Carbon Sequestration in Zoysiagrass Turf under Different Irrigation and Fertilization Management Regimes

Braun, R. and Bremer, D. (2019)

Agrosystems, Geosciences and Environment


Carbon dioxide (CO2) is an important greenhouse gas (GHG) implicated in climate change. Turfgrass covers an estimated 12.8 to 20 million ha in the United States and has the capacity to sequester or emit significant amounts of CO2 from/into the atmosphere. Our objective was to evaluate irrigation and N fertilization management practices that may increase sequestration of atmospheric CO2 in turf soils. The rate of change in soil organic carbon (SOC) at 0 to 30 cm was investigated under two management regimes in ‘Meyer’ zoysiagrass (Zoysia japonica Steud.).

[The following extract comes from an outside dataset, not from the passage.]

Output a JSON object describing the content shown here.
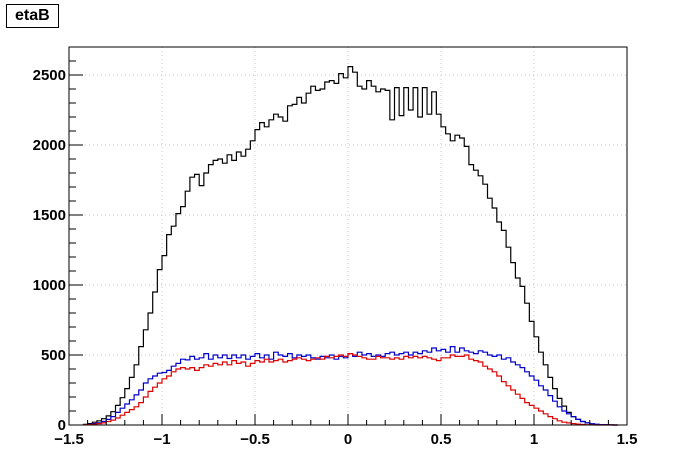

A high management input (HMI) (urea + medium irrigation) and low management input regime (LMI) (unfertilized [no N fertilizer] + low irrigation) were implemented. Hidden carbon costs (HCC) of maintenance practices and nitrous oxide emissions (another GHG) were estimated to account for energy expended in Mg of carbon equivalents (CE) ha–1 yr–1. Prior to subtracting HCC, average gross C sequestration rates were not statistically different at 1.046 and 0.976 Mg C ha–1 yr–1 in HMI and LMI, respectively. Once total estimated HCC was included, the average net sequestration rate was 0.412 and 0.616 Mg C ha–1 yr–1 in HMI and LMI, respectively, with no statistical differences. Results indicate that under the conditions of this study, a higher-input management regime will not increase net C sequestration compared with a low management input regime. Further research is required over additional turfgrass species and management regimes to develop management practices that increase C sequestration.